Professor Salama chaired and led three schools of architecture over the past 20 years in Egypt, Qatar, and the United Kingdom. He is a licensed architect in Egypt since 1987 and has practiced in Egypt (1987-92) and was the Director of Research and Consulting at Adams Group Architects, Charlotte, North Carolina (2001-04). He has been a consultant to a number of Authorities in Egypt (1996-2000) and development agencies in the Gulf region (2004-06). His research interests and experience cross the boundaries of disciplines and involve theories and methodologies of design studio teaching in architecture and urban design; typological transformations in traditional architecture/urban spaces; sustainable design processes; environmentally sustainable tourism development; sustainable schools; workplace environmental quality; assessing designed environments from socio-cultural and users' perspectives; adaptive urbanism and the spatial practice of cultural groups in rapidly growing contexts; livability and diversity in urban environments; and investigating architecture and urbanism in emerging cities in the global south.
CRAUCGS: Cluster for Research in Architecture and Urbanism of Cities in the Global South
BEEAPRU: Built Environment Education and Architectural Pedagogy Research Unit
His academic experience includes PhD and Masters supervision and teaching courses on architectural programming/briefing, research/design methods and theories, applications of socio-behavioral studies in design, sustainable urban conservation, and architectural, urban, and community design studios.
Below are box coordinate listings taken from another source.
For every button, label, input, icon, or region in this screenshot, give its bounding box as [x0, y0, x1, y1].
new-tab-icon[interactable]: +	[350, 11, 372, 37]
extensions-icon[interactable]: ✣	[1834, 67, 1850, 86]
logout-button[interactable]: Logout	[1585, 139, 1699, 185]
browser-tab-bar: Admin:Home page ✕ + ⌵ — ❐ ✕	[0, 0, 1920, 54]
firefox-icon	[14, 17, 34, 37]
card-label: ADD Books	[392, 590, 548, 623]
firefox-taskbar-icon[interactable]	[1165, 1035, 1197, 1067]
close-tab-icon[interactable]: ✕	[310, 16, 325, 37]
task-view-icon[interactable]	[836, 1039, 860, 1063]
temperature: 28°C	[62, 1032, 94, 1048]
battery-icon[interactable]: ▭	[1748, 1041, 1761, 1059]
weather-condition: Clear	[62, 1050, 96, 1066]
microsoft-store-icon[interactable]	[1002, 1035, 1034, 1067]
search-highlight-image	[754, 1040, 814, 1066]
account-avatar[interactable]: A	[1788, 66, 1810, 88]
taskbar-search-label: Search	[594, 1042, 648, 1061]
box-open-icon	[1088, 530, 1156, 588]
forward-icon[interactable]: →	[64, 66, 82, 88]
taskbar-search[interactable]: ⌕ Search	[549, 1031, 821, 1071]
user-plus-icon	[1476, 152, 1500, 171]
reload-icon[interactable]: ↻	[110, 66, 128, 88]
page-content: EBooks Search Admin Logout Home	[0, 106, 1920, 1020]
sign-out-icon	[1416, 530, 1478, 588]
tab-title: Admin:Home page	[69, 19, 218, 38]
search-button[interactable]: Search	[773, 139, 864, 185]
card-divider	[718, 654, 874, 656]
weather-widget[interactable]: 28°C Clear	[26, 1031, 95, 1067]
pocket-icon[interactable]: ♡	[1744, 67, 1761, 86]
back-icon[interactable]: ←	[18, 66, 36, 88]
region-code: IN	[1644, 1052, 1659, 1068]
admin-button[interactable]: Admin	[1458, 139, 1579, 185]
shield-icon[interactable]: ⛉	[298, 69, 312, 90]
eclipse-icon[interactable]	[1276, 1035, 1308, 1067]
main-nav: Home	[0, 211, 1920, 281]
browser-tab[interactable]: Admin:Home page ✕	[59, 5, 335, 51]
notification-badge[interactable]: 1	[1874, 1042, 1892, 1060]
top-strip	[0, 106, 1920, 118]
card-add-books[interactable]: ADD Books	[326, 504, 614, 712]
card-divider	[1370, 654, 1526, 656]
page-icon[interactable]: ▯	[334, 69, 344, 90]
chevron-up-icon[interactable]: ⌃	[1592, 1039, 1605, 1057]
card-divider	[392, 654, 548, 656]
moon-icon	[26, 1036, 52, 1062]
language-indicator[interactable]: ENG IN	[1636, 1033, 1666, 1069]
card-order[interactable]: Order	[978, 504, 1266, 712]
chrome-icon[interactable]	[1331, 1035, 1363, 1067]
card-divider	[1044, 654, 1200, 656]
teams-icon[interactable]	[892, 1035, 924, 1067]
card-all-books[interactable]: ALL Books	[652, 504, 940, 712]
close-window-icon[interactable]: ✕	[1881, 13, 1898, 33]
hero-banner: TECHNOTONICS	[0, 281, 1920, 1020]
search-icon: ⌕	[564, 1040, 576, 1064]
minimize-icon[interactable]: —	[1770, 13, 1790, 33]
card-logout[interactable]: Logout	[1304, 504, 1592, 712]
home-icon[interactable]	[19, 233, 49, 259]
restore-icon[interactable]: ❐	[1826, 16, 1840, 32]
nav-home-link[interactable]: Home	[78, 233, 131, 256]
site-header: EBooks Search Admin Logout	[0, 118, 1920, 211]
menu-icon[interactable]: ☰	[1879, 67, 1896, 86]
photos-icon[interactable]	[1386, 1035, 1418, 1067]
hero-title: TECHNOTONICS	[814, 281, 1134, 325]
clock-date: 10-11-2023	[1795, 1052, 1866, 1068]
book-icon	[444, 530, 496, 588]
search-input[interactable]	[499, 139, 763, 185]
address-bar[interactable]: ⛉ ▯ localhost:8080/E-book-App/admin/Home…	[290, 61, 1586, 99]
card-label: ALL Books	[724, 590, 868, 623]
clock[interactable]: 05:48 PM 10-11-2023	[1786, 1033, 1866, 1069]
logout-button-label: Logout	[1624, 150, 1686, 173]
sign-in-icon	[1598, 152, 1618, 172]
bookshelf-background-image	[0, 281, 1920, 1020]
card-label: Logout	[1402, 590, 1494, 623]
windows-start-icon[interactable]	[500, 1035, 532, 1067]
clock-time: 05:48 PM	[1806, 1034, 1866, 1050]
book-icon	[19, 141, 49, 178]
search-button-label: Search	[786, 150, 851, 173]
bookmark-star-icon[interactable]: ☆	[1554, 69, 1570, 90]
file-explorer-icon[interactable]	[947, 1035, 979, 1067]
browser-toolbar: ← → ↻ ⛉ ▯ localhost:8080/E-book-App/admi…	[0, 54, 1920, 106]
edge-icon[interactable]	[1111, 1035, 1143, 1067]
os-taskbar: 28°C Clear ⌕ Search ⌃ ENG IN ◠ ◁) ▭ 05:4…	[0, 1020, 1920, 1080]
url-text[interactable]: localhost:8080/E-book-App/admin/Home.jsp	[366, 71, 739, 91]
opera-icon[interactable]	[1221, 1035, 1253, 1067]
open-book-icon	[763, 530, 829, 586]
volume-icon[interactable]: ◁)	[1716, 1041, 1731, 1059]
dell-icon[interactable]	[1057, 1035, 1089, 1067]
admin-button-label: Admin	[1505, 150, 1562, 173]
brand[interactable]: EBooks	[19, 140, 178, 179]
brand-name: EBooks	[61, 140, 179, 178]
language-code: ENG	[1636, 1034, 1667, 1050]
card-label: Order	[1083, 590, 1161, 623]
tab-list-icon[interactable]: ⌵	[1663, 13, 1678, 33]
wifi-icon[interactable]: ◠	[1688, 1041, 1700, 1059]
His teaching places emphasis on evidence-based design, critical inquiry, and active and experiential learning. His teaching approach adopts the position that architectural education is not simply the imparting of knowledge and skills necessary for practice, but it involves the development of values, ideologies, and cultural and philosophical positions. It emphasizes that future professionals need to be able to comprehend the environment as having multiple realities by understanding values, preferences, and lifestyles of people, as individuals and in groupings—people who will perceive, live, learn, work, and entertain in those environments.